A origem da política remonta à Antiga Grécia (século VII a.C.). Nesse período, nasceu a ideia de dimokratía (democracia) que conhecemos hoje. Os atenienses participavam diretamente de assembleias na ágora (praça pública) para discutir e decidir sobre assuntos relativos à pólis (cidade). Ocorre que, naquela época, somente homens livres tinham esse direito. Às mulheres, aos estrangeiros e aos escravos não era permitido o exercício da política.
Inspirados na experiência grega, vários pensadores e líderes políticos formularam e implementaram modelos de Estado e de sociedade que se aproximaram desse ideário, embora outros tenham se tornado autoritários e se afastado completamente dessa concepção inicial. A base que organiza a constituição dos poderes na atualidade, inclusive no Brasil, está fundamentada na teoria da separação dos poderes, do pensador e político francês Montesquieu, que viveu entre os anos de 1689 e 1755.
Nos últimos tempos, também cresceu a ideia de que a administração pública deve adotar o planejamento como estratégia de gestão e desenvolvimento. Há, inclusive, quem diga que “sem planejamento não se chega a lugar nenhum”. Tenho divergência em relação a essa afirmação. Sempre chegamos a algum lugar, mesmo que não seja o desejado. Não se trata de não chegar a lugar nenhum, mas de não alcançar o que se pretende. Por isso, permanece atual a advertência do pensador romano Sêneca: “Quando se navega sem destino, nenhum vento é favorável”.
Para transformar sonhos em realidade, é necessário planejar. A ausência de planejamento, geralmente, conduz a caminhos tortuosos e fracassados. Daí a necessidade de alinhar missão, visão, objetivos estratégicos, programas, projetos, metas e iniciativas que representem o sentimento da maioria das pessoas.
Sonhos individuais são legítimos e combustíveis para dar sentido à vida, mas, na gestão pública, é fundamental cuidar dos sonhos coletivos. E não há caminho melhor do que o planejamento estratégico participativo. A construção do futuro de uma cidade, de um estado ou de um país deve ser tarefa de todos, obra de muitas cabeças e mãos.
Planejamento não é fim em si mesmo, é meio. De que vale um plano bem elaborado se ele não for implementado? Quais riscos são mais frequentes quando não se utilizam ferramentas adequadas?
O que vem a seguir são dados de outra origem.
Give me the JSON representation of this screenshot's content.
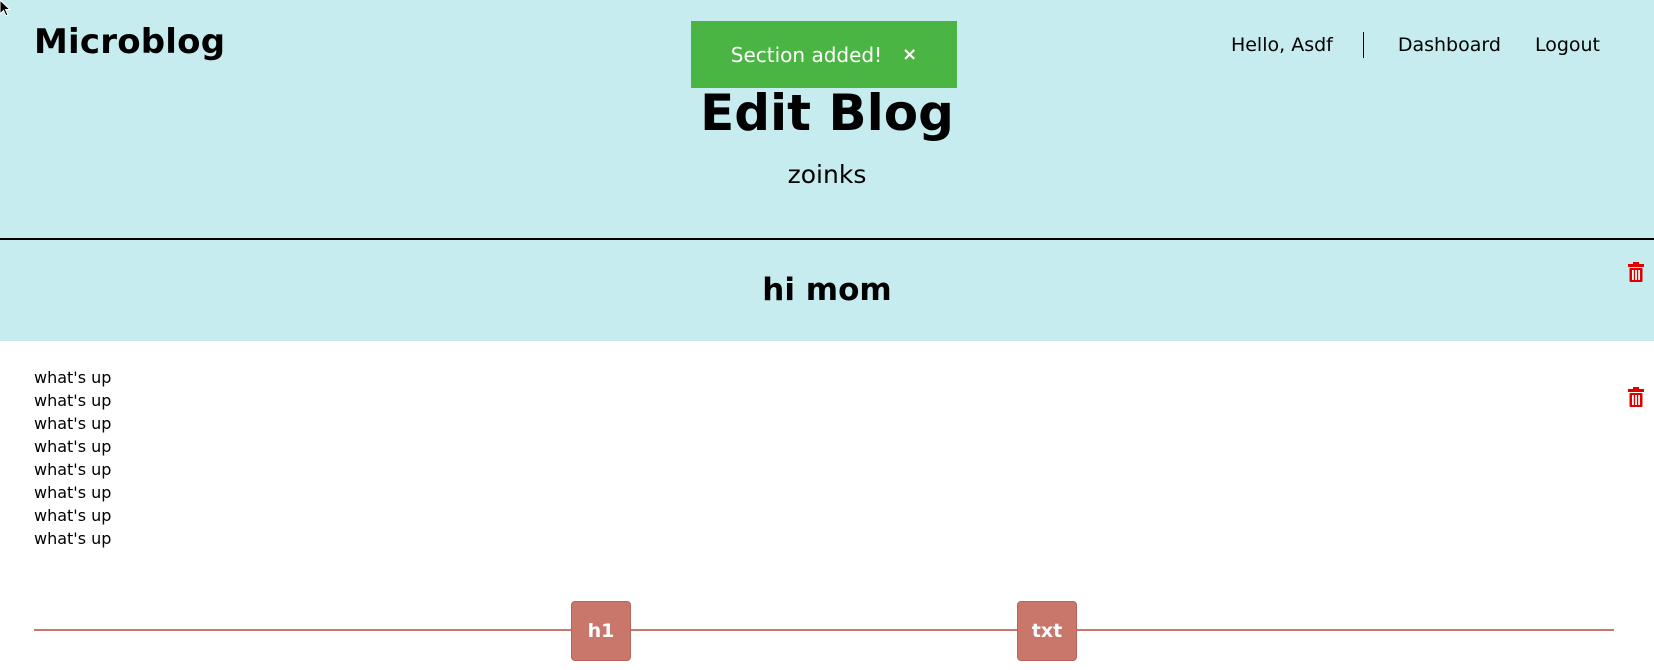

Planejar exige concertação entre atores políticos e sociais nos processos de elaboração, aplicação, monitoramento e avaliação.
Plano é instrumento inacabado. É “como uma onda no mar”, sempre em movimento. É flexível, vivo, permanentemente aberto a mudanças. Quem leva a sério o ato de planejar e de executar o que foi projetado enfrenta os desafios com mais potência, aproveita melhor as oportunidades e aumenta as chances de transformar sonhos em realidade.
Há algum tempo, o Espírito Santo fez a transição do improviso para a organização administrativa. Com certeza, boa parte das conquistas dos capixabas está associada à cultura do planejamento adotada ao longo desse período.
No último dia 9 de março, no Palácio Anchieta, participei do Encontro Anual do Plano de Desenvolvimento de Longo Prazo – ES 500 Anos, um espaço de diálogo sobre avanços conquistados e desafios até 2035. Trata-se de um planejamento com metas ousadas, mas que precisará ser aperfeiçoado e atualizado com a participação mais abrangente da população. Ao analisar o processo de elaboração e as instâncias de governança do plano, observa-se a ausência de segmentos importantes da sociedade capixaba.
Um plano de longo prazo para o Espírito Santo precisa alcançar a todos. Ninguém pode ficar pelo caminho. Por isso, além de contemplar o poder público, a academia, o setor produtivo e instituições, deve assegurar a participação dos movimentos mais amplos da sociedade capixaba, para que sonhos se transformem em realidade e o futuro seja melhor para todos nós.